L’attuale disciplina stabilisce che il consiglio di amministrazione è convocato dal presidente dello stesso, il quale ne fissa anche l’ordine del giorno, ne coordina i lavori e provvede affinché tutti gli amministratori siano adeguatamente informati sulle materie iscritte all’ordine del giorno. Per la validità delle deliberazioni del consiglio di amministrazione è necessaria la presenza della maggioranza degli amministratori in carica, salvo che lo statuto non richieda un quorum più elevato.

Le deliberazioni sono approvate se riportano il voto favorevole della maggioranza assoluta dei presenti (voto per teste). L’atto costitutivo può prevedere una maggioranza diversa. Non sono ammessi voti per rappresentanza. Le deliberazioni adottate devono risultare da un apposito libro delle adunanze e delle deliberazioni del consiglio di amministrazione. La riforma del 2003, ha modificato la disciplina dell’invalidità delle deliberazioni del consiglio di amministrazione, la cui impugnazione era in passato espressamente consentita in un solo caso: delibera adottata col voto determinante di un amministratore in conflitto di interessi.

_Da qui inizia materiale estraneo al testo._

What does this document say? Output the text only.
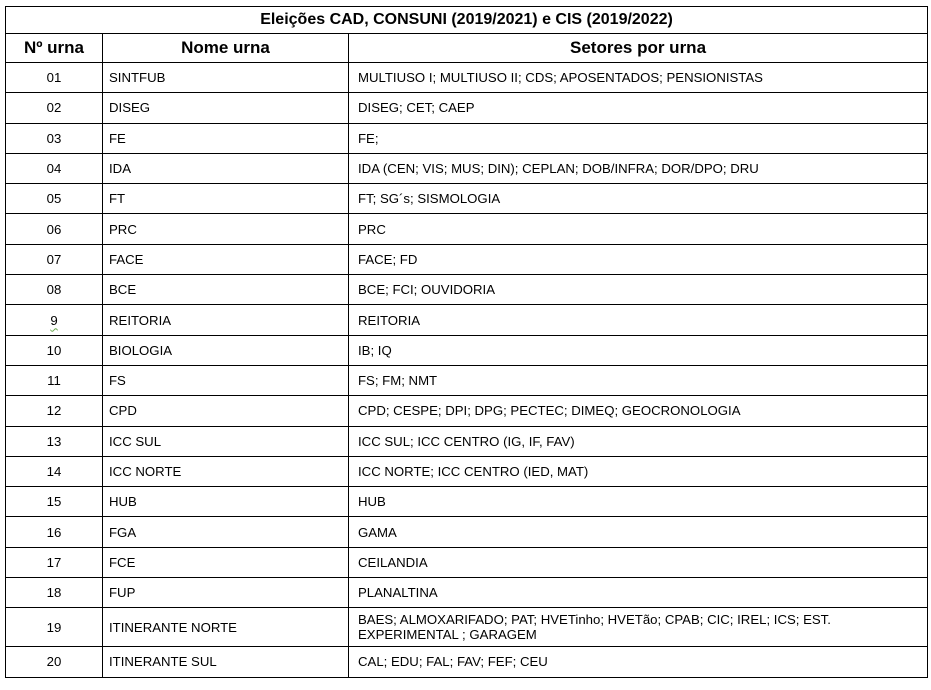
Eleições CAD, CONSUNI (2019/2021) e CIS (2019/2022)		
Nº urna	Nome urna	Setores por urna
01	SINTFUB	MULTIUSO I; MULTIUSO II; CDS; APOSENTADOS; PENSIONISTAS
02	DISEG	DISEG; CET; CAEP
03	FE	FE;
04	IDA	IDA (CEN; VIS; MUS; DIN); CEPLAN; DOB/INFRA; DOR/DPO; DRU
05	FT	FT; SG´s; SISMOLOGIA
06	PRC	PRC
07	FACE	FACE; FD
08	BCE	BCE; FCI; OUVIDORIA
9	REITORIA	REITORIA
10	BIOLOGIA	IB; IQ
11	FS	FS; FM; NMT
12	CPD	CPD; CESPE; DPI; DPG; PECTEC; DIMEQ; GEOCRONOLOGIA
13	ICC SUL	ICC SUL; ICC CENTRO (IG, IF, FAV)
14	ICC NORTE	ICC NORTE; ICC CENTRO (IED, MAT)
15	HUB	HUB
16	FGA	GAMA
17	FCE	CEILANDIA
18	FUP	PLANALTINA
19	ITINERANTE NORTE	BAES; ALMOXARIFADO; PAT; HVETinho; HVETão; CPAB; CIC; IREL; ICS; EST. EXPERIMENTAL ; GARAGEM
20	ITINERANTE SUL	CAL; EDU; FAL; FAV; FEF; CEU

Possono infatti essere impugnate tutte le delibere del consiglio di amministrazione che non sono prese in conformità della legge o dello statuto. L’impugnativa può essere proposta dagli amministratori assenti o dissenzienti e dal collegio sindacale (ma non dai soci) entro 90 giorni dalla data della deliberazione. Si applica la disciplina del solo procedimento di impugnazione prevista per le delibere assembleari.

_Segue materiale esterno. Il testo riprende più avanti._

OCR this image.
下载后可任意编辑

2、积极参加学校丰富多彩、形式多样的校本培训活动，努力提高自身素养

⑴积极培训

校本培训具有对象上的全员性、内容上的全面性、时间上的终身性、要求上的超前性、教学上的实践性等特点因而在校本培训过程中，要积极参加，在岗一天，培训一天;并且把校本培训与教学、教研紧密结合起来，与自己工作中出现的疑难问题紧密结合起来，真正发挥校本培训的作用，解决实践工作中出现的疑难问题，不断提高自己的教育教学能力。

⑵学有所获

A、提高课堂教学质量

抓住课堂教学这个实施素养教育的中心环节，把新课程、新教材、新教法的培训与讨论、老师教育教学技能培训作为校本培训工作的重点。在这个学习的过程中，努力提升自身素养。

Quando la delibera consiliare lede direttamente un diritto soggettivo del socio questi avrà diritto di agire giudizialmente per far annullare la delibera. Si applica in tal caso, in quanto compatibile, l’intera disciplina delle delibere assembleari annullabili. L’annullamento delle delibere consiliari non pregiudica i diritti acquistati in buona fede dai terzi in base ad atti compiuti in esecuzione delle stesse.

La delibera del consiglio di amministrazione o del comitato esecutivo, qualora possa recare danno alla società (danno potenziale), è impugnabile non solo quando l’amministratore interessato ha votato ed il suo voto è stato determinante, ma anche quando sono stati violati gli obblighi di trasparenza, astensione e motivazione. L’impugnazione può essere proposta entro 90 giorni dalla data della delibera, dal collegio sindacale, dagli amministratori assenti e dissenzienti, nonché dagli stessi amministratori che hanno votato a favore se l’amministratore interessato non abbia adempiuto gli obblighi di informazione sopra indicati.

La società può agire contro l’amministratore per il risarcimento dei danni derivanti dalla sua azione o omissione.